Ao menos 13 filmes do gênero, que estreiam ainda nesse ano, apostam nisso: “Vai que Dá Certo” (estreou no dia 22 de março), de Maurício Farias; “Vendo ou Alugo”, de Betse de Paula, “Meus Dois Amores”, de Luiz Henrique Rios; “Giovanni Improtta”, de José Wilker; “Odeio o Dia dos Namorados”, de Roberto Santucci; “Minha Mãe É uma Peça”, de André Pellenz; “Concurso Público”, de Pedro Vasconcelos; “Casa da Mãe Joana 2”, de Hugo Carvana; “Se Puder… Dirija!”, de Paulo Fontenelle; “Meu Passado me Condena”, de Julia Rezende; “Super Crô”, de Bruno Barreto; “Até que a Sorte nos Separe 2”, de Santucci, e/ou “Muita Calma Nessa Hora 2”, de Felipe Joffily.

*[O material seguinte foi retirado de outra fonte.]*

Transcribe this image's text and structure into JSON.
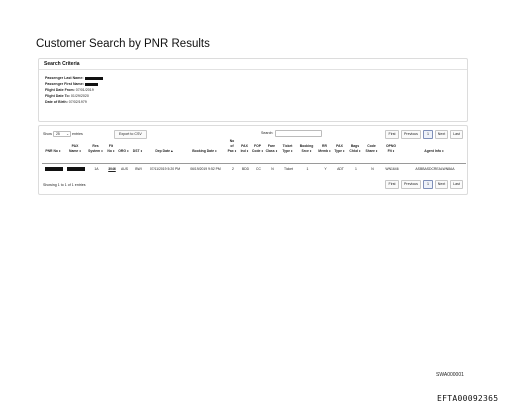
{
  "page_title": "Customer Search by PNR Results",
  "criteria": {
    "title": "Search Criteria",
    "fields": [
      {
        "label": "Passenger Last Name:",
        "value": "",
        "redacted": true
      },
      {
        "label": "Passenger First Name:",
        "value": "",
        "redacted": true
      },
      {
        "label": "Flight Date From:",
        "value": "07/01/2019",
        "redacted": false
      },
      {
        "label": "Flight Date To:",
        "value": "01/29/2020",
        "redacted": false
      },
      {
        "label": "Date of Birth:",
        "value": "07/02/1979",
        "redacted": false
      }
    ]
  },
  "controls": {
    "show_label": "Show",
    "entries_value": "25",
    "entries_label": "entries",
    "export_label": "Export to CSV",
    "search_label": "Search:",
    "search_value": "",
    "pager": [
      "First",
      "Previous",
      "1",
      "Next",
      "Last"
    ]
  },
  "table": {
    "header_lines": [
      {
        "l1": "",
        "l2": "",
        "l3": "PNR No ♦"
      },
      {
        "l1": "",
        "l2": "PAX",
        "l3": "Name ♦"
      },
      {
        "l1": "",
        "l2": "Res",
        "l3": "System ♦"
      },
      {
        "l1": "",
        "l2": "Flt",
        "l3": "No ♦"
      },
      {
        "l1": "",
        "l2": "",
        "l3": "ORG ♦"
      },
      {
        "l1": "",
        "l2": "",
        "l3": "DST ♦"
      },
      {
        "l1": "",
        "l2": "",
        "l3": "Dep Date ▴"
      },
      {
        "l1": "",
        "l2": "",
        "l3": "Booking Date ♦"
      },
      {
        "l1": "No",
        "l2": "of",
        "l3": "Pax ♦"
      },
      {
        "l1": "",
        "l2": "PAX",
        "l3": "Ind ♦"
      },
      {
        "l1": "",
        "l2": "FOP",
        "l3": "Code ♦"
      },
      {
        "l1": "",
        "l2": "Fare",
        "l3": "Class ♦"
      },
      {
        "l1": "",
        "l2": "Ticket",
        "l3": "Type ♦"
      },
      {
        "l1": "",
        "l2": "Booking",
        "l3": "Srce ♦"
      },
      {
        "l1": "",
        "l2": "RR",
        "l3": "Memb ♦"
      },
      {
        "l1": "",
        "l2": "PAX",
        "l3": "Type ♦"
      },
      {
        "l1": "",
        "l2": "Bags",
        "l3": "Chkd ♦"
      },
      {
        "l1": "",
        "l2": "Code",
        "l3": "Share ♦"
      },
      {
        "l1": "",
        "l2": "OPNG",
        "l3": "Flt ♦"
      },
      {
        "l1": "",
        "l2": "",
        "l3": "Agent Info ♦"
      }
    ],
    "rows": [
      [
        "",
        "",
        "1A",
        "3046",
        "AUS",
        "BWI",
        "07/11/2019 5:20 PM",
        "06/19/2019 9:52 PM",
        "2",
        "BDD",
        "CC",
        "N",
        "Ticket",
        "1",
        "Y",
        "ADT",
        "1",
        "N",
        "WN1646",
        "ASBBASDCREALWN8AA"
      ]
    ]
  },
  "info_text": "Showing 1 to 1 of 1 entries",
  "footer_code": "SWA000001",
  "efta_label": "EFTA00092365"
}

Leandro Hassum, em cena de “Até que a Sorte nos Separe”, de Roberto Santucci: comédia voltada para a família. © Davi de Almeida

Com tamanha efervescência, a pergunta que surge é: há receita para o sucesso? Existem fórmulas, elementos que precisam estar lá ou algum tratamento específico para se alcançar o sucesso fazendo comédias nos dias de hoje? A resposta, dentre todos os entrevistados, foi unânime: não. Os fatores que apontam como necessários estão na seara do filme popular em geral, como boas histórias, personagens com que o público possa se identificar, atores famosos, bom valor de produção, temas atuais, entre outros. “Acredito que, na maior parte, os filmes partem de interesses pessoais em se contar uma determinada história. Mas, muitas vezes, se pensa no ET antes da história sobre um alienígena”, aponta o diretor Felipe Joffily, responsável por “Muita Calma Nessa Hora” e “E Aí… Comeu?”.

Não existem fórmulas para comédias

Para o roteirista Paulo Cursino, nome por trás de sucessos como “De Pernas pro Ar” (1 e 2), “Até que a Sorte nos Separe” (1 e 2), entre outros, não há nada pré-determinado. “O humor é um fenômeno cultural muito escorregadio, então é meio impossível determinar o que funciona ou não. O humor não é uma forma, é conteúdo. Sempre que me perguntam como fazer o público rir, digo ‘seja engraçado’, e se me perguntam ‘mas o que é engraçado?’, respondo, com a maior sinceridade do mundo, ‘se você não sabe é porque não nasceu para fazer humor’”. E não há fórmula muito por conta de não haver necessariamente apenas um público para tais filmes. “Cada comédia tem apelo por um motivo diferente, não dá para dizer que haja apenas uma forma de se fazer. O público de um filme como ‘E Aí… Comeu?’, uma comédia voltada para casais, é bem diverso de um filme como ‘Até que a Sorte nos Separe’, que é voltado para a família, e ambos são bem diferentes do público de ‘Os Penetras’, que pegou os adolescentes fãs do ‘Pânico’. Esse é o maior problema em nivelar as comédias sempre como ‘mais do mesmo’. Elas não são. Os públicos são diferentes”, pontua Cursino, que já prepara, para até 2015, uma comédia adolescente e uma comédia política, e, como produtor, uma de humor negro.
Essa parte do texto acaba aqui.